Isabel Meirelles
Personagem estranho e frágil
ESPECIALISTA EM ASSUNTOS EUROPEUS

Corto Maltese é um personagem estranho, que pretende configurar o homem ideal. É um aventureiro cujos empreendimentos acabam sempre num final feliz, por mais perigosas que sejam as situações vividas por ele. Como as histórias têm sempre uma ligação à história real, esta banda desenhada é uma boa ficção em termos históricos concretos, permitindo compreender acontecimentos passados. Mas tem também uma vertente política que explica por que razão foi tão apreciada em alguns países, como a França.

De um ponto de vista mais íntimo, Corto Maltese faz-me lembrar um pouco o chefe dos gauleses de Astérix, mas com a diferença que o escudo é um boné e está em cima da cabeça do personagem, chegando mesmo a haver alguém que lho vá entregar quando o perde...

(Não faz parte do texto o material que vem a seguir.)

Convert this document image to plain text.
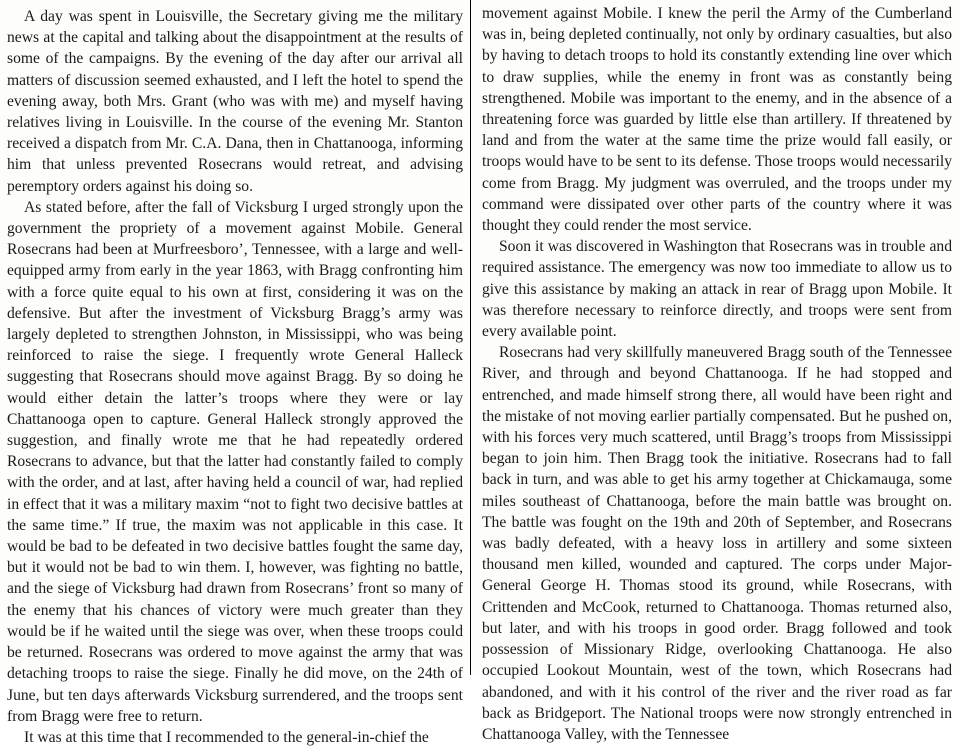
A day was spent in Louisville, the Secretary giving me the military news at the capital and talking about the disappointment at the results of some of the campaigns. By the evening of the day after our arrival all matters of discussion seemed exhausted, and I left the hotel to spend the evening away, both Mrs. Grant (who was with me) and myself having relatives living in Louisville. In the course of the evening Mr. Stanton received a dispatch from Mr. C.A. Dana, then in Chattanooga, informing him that unless prevented Rosecrans would retreat, and advising peremptory orders against his doing so.

As stated before, after the fall of Vicksburg I urged strongly upon the government the propriety of a movement against Mobile. General Rosecrans had been at Murfreesboro’, Tennessee, with a large and well-equipped army from early in the year 1863, with Bragg confronting him with a force quite equal to his own at first, considering it was on the defensive. But after the investment of Vicksburg Bragg’s army was largely depleted to strengthen Johnston, in Mississippi, who was being reinforced to raise the siege. I frequently wrote General Halleck suggesting that Rosecrans should move against Bragg. By so doing he would either detain the latter’s troops where they were or lay Chattanooga open to capture. General Halleck strongly approved the suggestion, and finally wrote me that he had repeatedly ordered Rosecrans to advance, but that the latter had constantly failed to comply with the order, and at last, after having held a council of war, had replied in effect that it was a military maxim “not to fight two decisive battles at the same time.” If true, the maxim was not applicable in this case. It would be bad to be defeated in two decisive battles fought the same day, but it would not be bad to win them. I, however, was fighting no battle, and the siege of Vicksburg had drawn from Rosecrans’ front so many of the enemy that his chances of victory were much greater than they would be if he waited until the siege was over, when these troops could be returned. Rosecrans was ordered to move against the army that was detaching troops to raise the siege. Finally he did move, on the 24th of June, but ten days afterwards Vicksburg surrendered, and the troops sent from Bragg were free to return.

It was at this time that I recommended to the general-in-chief the

movement against Mobile. I knew the peril the Army of the Cumberland was in, being depleted continually, not only by ordinary casualties, but also by having to detach troops to hold its constantly extending line over which to draw supplies, while the enemy in front was as constantly being strengthened. Mobile was important to the enemy, and in the absence of a threatening force was guarded by little else than artillery. If threatened by land and from the water at the same time the prize would fall easily, or troops would have to be sent to its defense. Those troops would necessarily come from Bragg. My judgment was overruled, and the troops under my command were dissipated over other parts of the country where it was thought they could render the most service.

Soon it was discovered in Washington that Rosecrans was in trouble and required assistance. The emergency was now too immediate to allow us to give this assistance by making an attack in rear of Bragg upon Mobile. It was therefore necessary to reinforce directly, and troops were sent from every available point.

Rosecrans had very skillfully maneuvered Bragg south of the Tennessee River, and through and beyond Chattanooga. If he had stopped and entrenched, and made himself strong there, all would have been right and the mistake of not moving earlier partially compensated. But he pushed on, with his forces very much scattered, until Bragg’s troops from Mississippi began to join him. Then Bragg took the initiative. Rosecrans had to fall back in turn, and was able to get his army together at Chickamauga, some miles southeast of Chattanooga, before the main battle was brought on. The battle was fought on the 19th and 20th of September, and Rosecrans was badly defeated, with a heavy loss in artillery and some sixteen thousand men killed, wounded and captured. The corps under Major-General George H. Thomas stood its ground, while Rosecrans, with Crittenden and McCook, returned to Chattanooga. Thomas returned also, but later, and with his troops in good order. Bragg followed and took possession of Missionary Ridge, overlooking Chattanooga. He also occupied Lookout Mountain, west of the town, which Rosecrans had abandoned, and with it his control of the river and the river road as far back as Bridgeport. The National troops were now strongly entrenched in Chattanooga Valley, with the Tennessee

O herói é uma criatura frágil do ponto de vista dos afectos, nunca se envolve emocionalmente, é irreal, com uma perspectiva de amores impossíveis, quase assexuado. Não existir nele uma construção rigorosa ao nível emocional e dos afectos é a sua maior fragilidade. E depois está sempre irrepreensivelmente vestido, mesmo quando acaba de se salvar de um naufrágio...

Quando falo da estranheza de Corto Maltese, quero dizer que é alguém que não parece ter vida interior própria, mas apenas uma vida exterior traduzida nas inúmeras aventuras em que está envolvido com o seu amigo e cúmplice Rasputine. Como se trata de um herói cuja conduta se pauta por valores que não se sabe bem quais são, eu diria que é um individualista que não se integra num sistema social concreto.

É por isso que pouco importa se ele é uma figura simpática ou não aos olhos de todos, pois o que interessa é que leve a bom termo as suas aventuras.